To fit the model we need to initialize the model object, create an optimizer object (which we attach to our model’s parameters), and then we call the training loop.

m = Model(beta = torch.zeros(k, dtype=torch.float64))
opt = torch.optim.SGD(m.parameters(), lr=1e-5)

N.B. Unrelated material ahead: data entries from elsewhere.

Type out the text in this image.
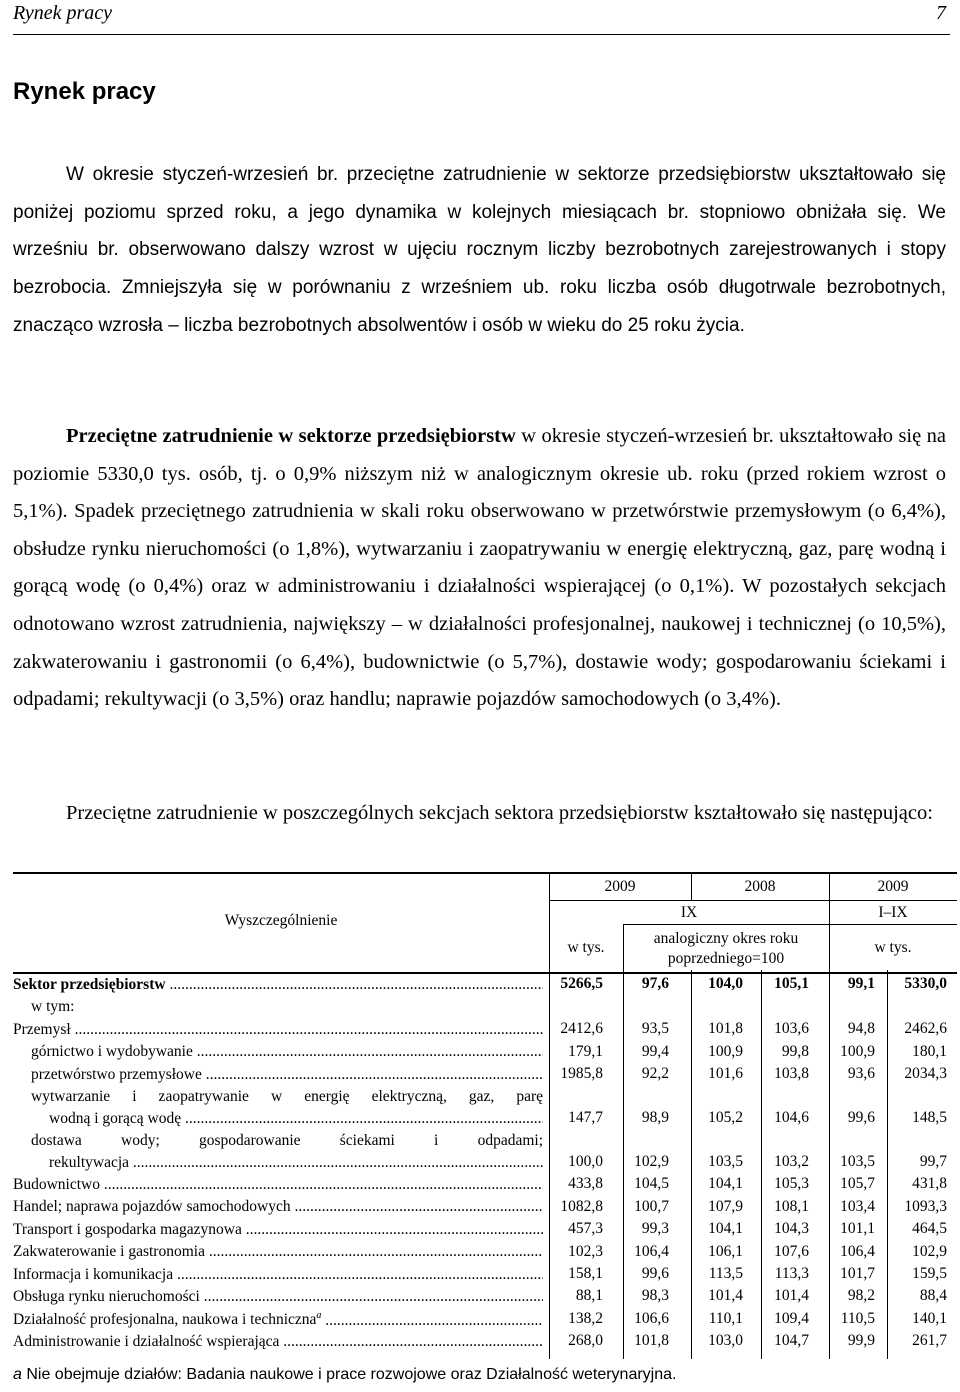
Rynek pracy	7
Rynek pracy
W okresie styczeń-wrzesień br. przeciętne zatrudnienie w sektorze przedsiębiorstw ukształtowało się poniżej poziomu sprzed roku, a jego dynamika w kolejnych miesiącach br. stopniowo obniżała się. We wrześniu br. obserwowano dalszy wzrost w ujęciu rocznym liczby bezrobotnych zarejestrowanych i stopy bezrobocia. Zmniejszyła się w porównaniu z wrześniem ub. roku liczba osób długotrwale bezrobotnych, znacząco wzrosła – liczba bezrobotnych absolwentów i osób w wieku do 25 roku życia.
Przeciętne zatrudnienie w sektorze przedsiębiorstw w okresie styczeń-wrzesień br. ukształtowało się na poziomie 5330,0 tys. osób, tj. o 0,9% niższym niż w analogicznym okresie ub. roku (przed rokiem wzrost o 5,1%). Spadek przeciętnego zatrudnienia w skali roku obserwowano w przetwórstwie przemysłowym (o 6,4%), obsłudze rynku nieruchomości (o 1,8%), wytwarzaniu i zaopatrywaniu w energię elektryczną, gaz, parę wodną i gorącą wodę (o 0,4%) oraz w administrowaniu i działalności wspierającej (o 0,1%). W pozostałych sekcjach odnotowano wzrost zatrudnienia, największy – w działalności profesjonalnej, naukowej i technicznej (o 10,5%), zakwaterowaniu i gastronomii (o 6,4%), budownictwie (o 5,7%), dostawie wody; gospodarowaniu ściekami i odpadami; rekultywacji (o 3,5%) oraz handlu; naprawie pojazdów samochodowych (o 3,4%).
Przeciętne zatrudnienie w poszczególnych sekcjach sektora przedsiębiorstw kształtowało się następująco:
Wyszczególnienie
2009	2008	2009
IX	I–IX
w tys.
analogiczny okres roku
poprzedniego=100
w tys.
Sektor przedsiębiorstw .....	5266,5	97,6	104,0 105,1	99,1 5330,0
w tym:
Przemysł .....	2412,6	93,5	101,8 103,6	94,8 2462,6
górnictwo i wydobywanie .....	179,1	99,4	100,9	99,8 100,9 180,1
przetwórstwo przemysłowe .....	1985,8	92,2	101,6 103,8	93,6 2034,3
wytwarzanie i zaopatrywanie w energię elektryczną, gaz, parę
wodną i gorącą wodę .....	147,7	98,9	105,2 104,6	99,6 148,5
dostawa wody; gospodarowanie ściekami i odpadami;
rekultywacja .....	100,0 102,9	103,5 103,2 103,5	99,7
Budownictwo .....	433,8 104,5	104,1 105,3 105,7 431,8
Handel; naprawa pojazdów samochodowych .....	1082,8 100,7	107,9 108,1 103,4 1093,3
Transport i gospodarka magazynowa .....	457,3	99,3	104,1 104,3 101,1 464,5
Zakwaterowanie i gastronomia .....	102,3 106,4	106,1 107,6 106,4 102,9
Informacja i komunikacja .....	158,1	99,6	113,5 113,3 101,7 159,5
Obsługa rynku nieruchomości .....	88,1	98,3	101,4 101,4	98,2	88,4
Działalność profesjonalna, naukowa i techniczna$^a$ .....	138,2 106,6	110,1 109,4 110,5 140,1
Administrowanie i działalność wspierająca .....	268,0 101,8	103,0 104,7	99,9 261,7
a Nie obejmuje działów: Badania naukowe i prace rozwojowe oraz Działalność weterynaryjna.
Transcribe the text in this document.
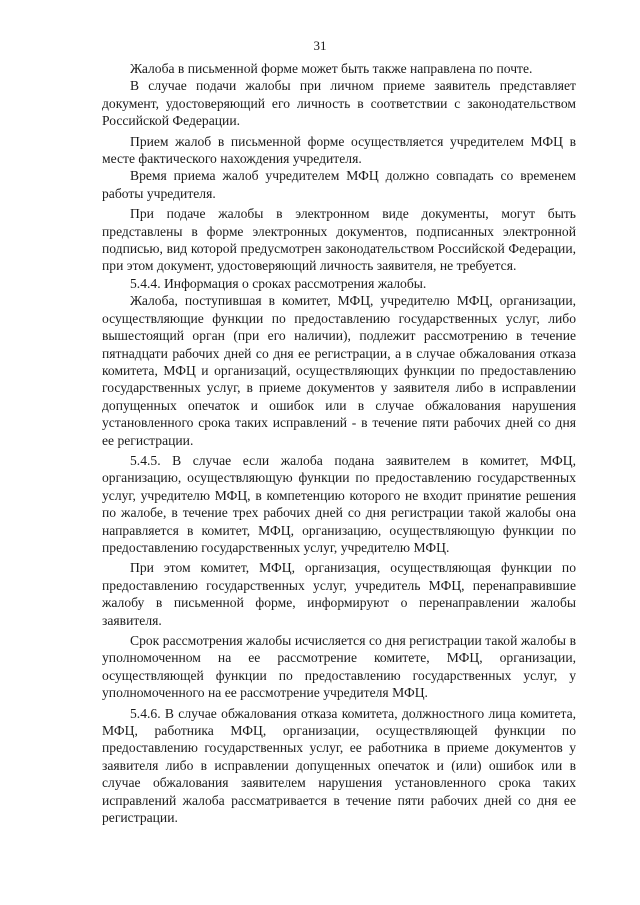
31

Жалоба в письменной форме может быть также направлена по почте.

В случае подачи жалобы при личном приеме заявитель представляет документ, удостоверяющий его личность в соответствии с законодательством Российской Федерации.

Прием жалоб в письменной форме осуществляется учредителем МФЦ в месте фактического нахождения учредителя.

Время приема жалоб учредителем МФЦ должно совпадать со временем работы учредителя.

При подаче жалобы в электронном виде документы, могут быть представлены в форме электронных документов, подписанных электронной подписью, вид которой предусмотрен законодательством Российской Федерации, при этом документ, удостоверяющий личность заявителя, не требуется.

5.4.4. Информация о сроках рассмотрения жалобы.

Жалоба, поступившая в комитет, МФЦ, учредителю МФЦ, организации, осуществляющие функции по предоставлению государственных услуг, либо вышестоящий орган (при его наличии), подлежит рассмотрению в течение пятнадцати рабочих дней со дня ее регистрации, а в случае обжалования отказа комитета, МФЦ и организаций, осуществляющих функции по предоставлению государственных услуг, в приеме документов у заявителя либо в исправлении допущенных опечаток и ошибок или в случае обжалования нарушения установленного срока таких исправлений - в течение пяти рабочих дней со дня ее регистрации.

5.4.5. В случае если жалоба подана заявителем в комитет, МФЦ, организацию, осуществляющую функции по предоставлению государственных услуг, учредителю МФЦ, в компетенцию которого не входит принятие решения по жалобе, в течение трех рабочих дней со дня регистрации такой жалобы она направляется в комитет, МФЦ, организацию, осуществляющую функции по предоставлению государственных услуг, учредителю МФЦ.

При этом комитет, МФЦ, организация, осуществляющая функции по предоставлению государственных услуг, учредитель МФЦ, перенаправившие жалобу в письменной форме, информируют о перенаправлении жалобы заявителя.

Срок рассмотрения жалобы исчисляется со дня регистрации такой жалобы в уполномоченном на ее рассмотрение комитете, МФЦ, организации, осуществляющей функции по предоставлению государственных услуг, у уполномоченного на ее рассмотрение учредителя МФЦ.

5.4.6. В случае обжалования отказа комитета, должностного лица комитета, МФЦ, работника МФЦ, организации, осуществляющей функции по предоставлению государственных услуг, ее работника в приеме документов у заявителя либо в исправлении допущенных опечаток и (или) ошибок или в случае обжалования заявителем нарушения установленного срока таких исправлений жалоба рассматривается в течение пяти рабочих дней со дня ее регистрации.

losses = training_loop(m, Xt, yt, opt, n=30)

Results

m.beta
Parameter containing:
tensor([ 3.00966e+00,  1.68516e-02,  4.60588e-03,  1.17352e-02, -8.00591e-03,  2.92673e-03,  2.75073e-02, -2.41682e-03, -2.09060e-03,  1.22680e+01,  4.44430e+01,  3.63872e+00,  1.75074e-02,
         6.13183e+01,  4.31299e-03,  5.35222e-03,  1.24837e-02, -1.45383e-02, -1.50216e-03,  5.14881e-04,  3.18094e-02], dtype=torch.float64, requires_grad=True)
pprint(
  { "lm_loss": lm_loss,
    "torch_loss": losses[-1] }
)
{'lm_loss': 10105.859508383426, 'torch_loss': 10244.764879521514}

An all-in-one model

class Model(torch.nn.Module):
    def __init__(self, k, beta=None):
        super().__init__()
        if beta is None:
          beta = torch.zeros(k, dtype=torch.float64)
        beta.requires_grad = True
        self.beta = torch.nn.Parameter(beta)

    def forward(self, X):
        return X @ self.beta

    def fit(self, X, y, opt, n=30):
      losses = []
      for i in range(n):
          loss = (self.forward(X) - y).pow(2).sum()
          loss.backward()
          opt.step()
          opt.zero_grad()
          losses.append(loss.item())

      return losses

Learning rate and convergence

What about mini-batches & LR?

All of the torch examples so far have used “full-batch” gradient descent. In the next lecture we will cover:

  • Mini-batch training via DataLoader and Dataset classes

  • Learning rate schedulers via lr_scheduler

  • Other optimizers via torch.optim (e.g. Adam, RMSProp, etc.)